BOSTON -- During his time as a powerful baseball agent, Scott Boras has seen just about everything. But he experienced quite a different thing over the past few weeks in negotiating a contract with the Red Sox for the services of Japanese star Daisuke Matsuzaka.

The one thing that was hard for Boras to get past -- and perhaps the reason the negotiations took so long -- was that the Seibu Lions got nearly as much during the posting process ($51.1 million) as his client will get over the life of his six-year contract. Matsuzaka will make a guaranteed $52 million, with escalator clauses that could bring it to $60 million.

Boras doesn't have a problem with the posting system in itself. He just thinks the way the posting fee gets distributed should undergo a drastic overhaul.

"This is an internationally curious negotiation," said Boras. "In my mind, the system needs to be this: If there is a posting application, so be it. But the money goes to the player, and then the clubs negotiate from that foundation and the player negotiates and then they reach a final number.

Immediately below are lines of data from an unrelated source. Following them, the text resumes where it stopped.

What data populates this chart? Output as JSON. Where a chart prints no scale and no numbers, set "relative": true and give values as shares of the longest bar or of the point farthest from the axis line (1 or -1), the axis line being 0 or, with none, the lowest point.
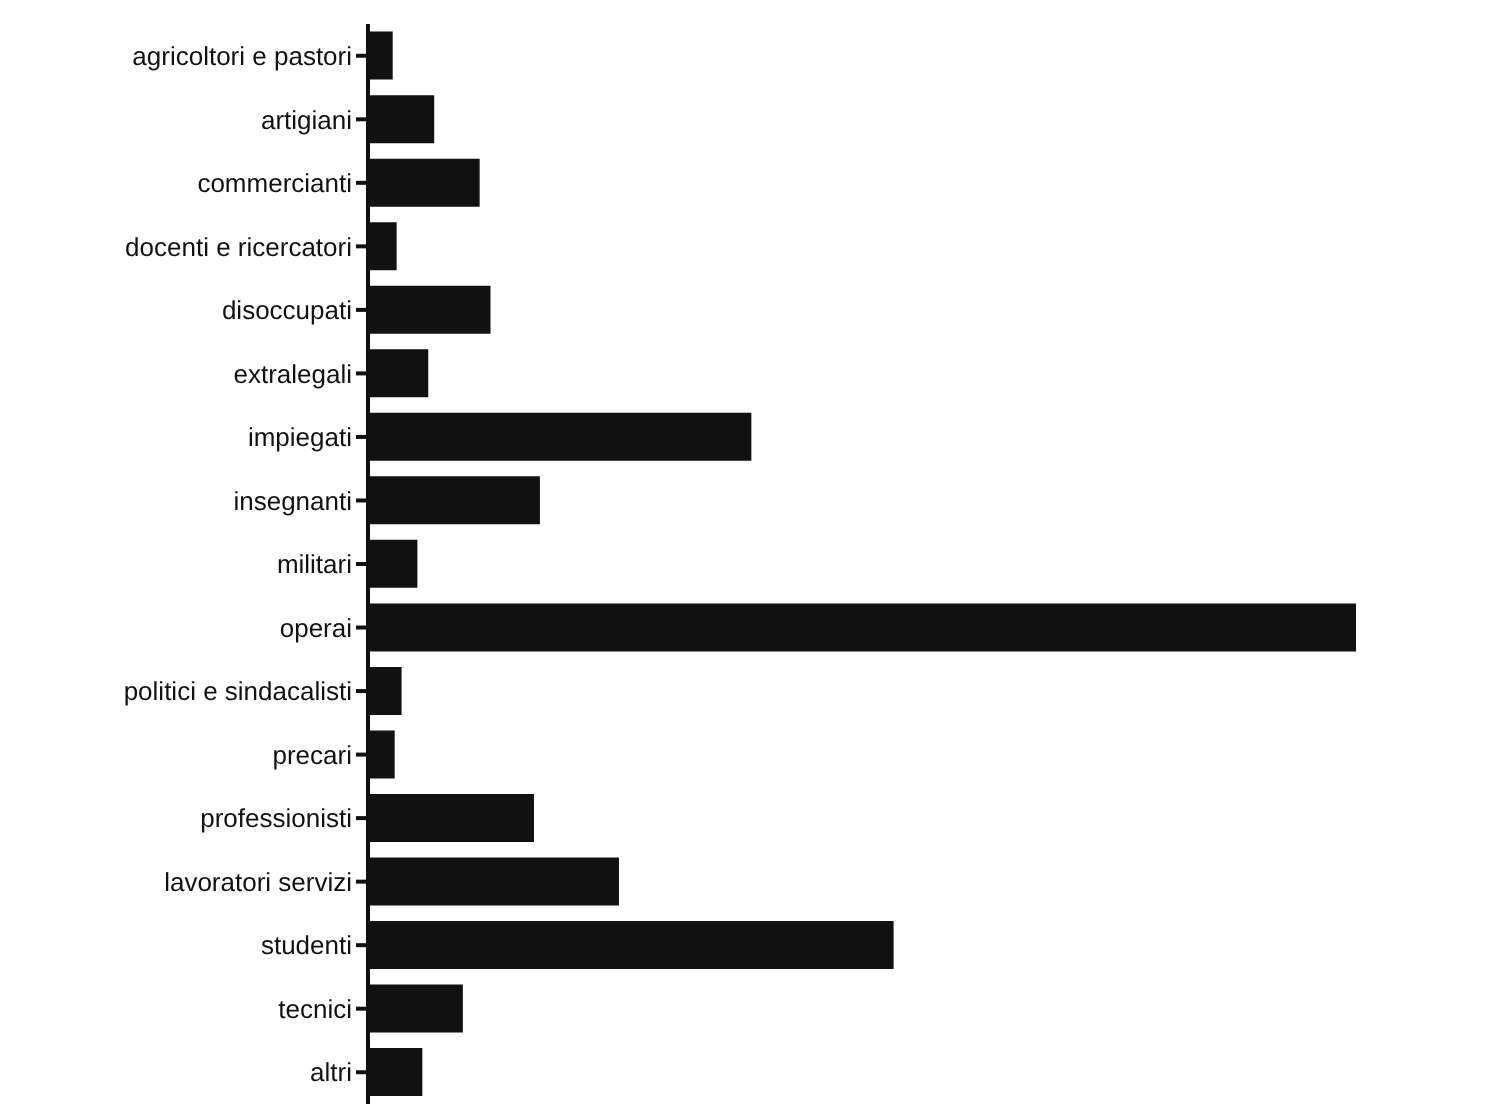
{
  "chart_data": {
    "type": "bar",
    "orientation": "horizontal",
    "relative": true,
    "color": "#111111",
    "categories": [
      "agricoltori e pastori",
      "artigiani",
      "commercianti",
      "docenti e ricercatori",
      "disoccupati",
      "extralegali",
      "impiegati",
      "insegnanti",
      "militari",
      "operai",
      "politici e sindacalisti",
      "precari",
      "professionisti",
      "lavoratori servizi",
      "studenti",
      "tecnici",
      "altri"
    ],
    "values": [
      0.025,
      0.067,
      0.113,
      0.029,
      0.124,
      0.061,
      0.388,
      0.174,
      0.05,
      1,
      0.034,
      0.027,
      0.168,
      0.254,
      0.532,
      0.096,
      0.055
    ]
  }
}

"Then a percentage of that number is then given to the franchise [in Japan]. That's how you truly negotiate those contracts, because then the club is truly paying the player whatever they choose to pay him. The cost of that is that you understand that the posting system is your choice. You're giving that team back from your total, and you get to make that decision. If they had a system like that, I'd say it would be much more manageable than building a barrier between the two parties, which this posting system does."

But under that system, would the teams in Japan still have the same incentive to post a prized player to the Major Leagues?

"I think for great players, you're still going to obtain sums of money that are great for them," Boras said. "Remember that it's a percentage of the whole. It just has to be limited to where this system can be representative of the teams' desire."


In the end, Boras might not have loved the process, but he essentially viewed it as a successful negotiation.

"My greatest concern through the process was that this young man and his abilities could transfer to his contract," said Boras.

Originally, there seemed to be a school of thought that Boras would want a shorter contract for Matsuzaka which would enable him to be a free agent after three or four years.

But in the end, he didn't mind signing off on the six-year deal.

"We had no reservation about the years," said Boras. "We have a young pitcher who will be a free agent at a young age. We want his family to spend a good number of years here in the States -- where they have a consistent place -- and having the ability to stay in one city for six years was frankly something we were very happy with. It allows him to know the league. It's not in any way a negative."

Matsuzaka's contract will break down thusly: He'll make a base salary of $6 million in 2007, $8 million for the next three years after that, and $10 million annually for the last two years of the deal. The contract also included a $2 million signing bonus.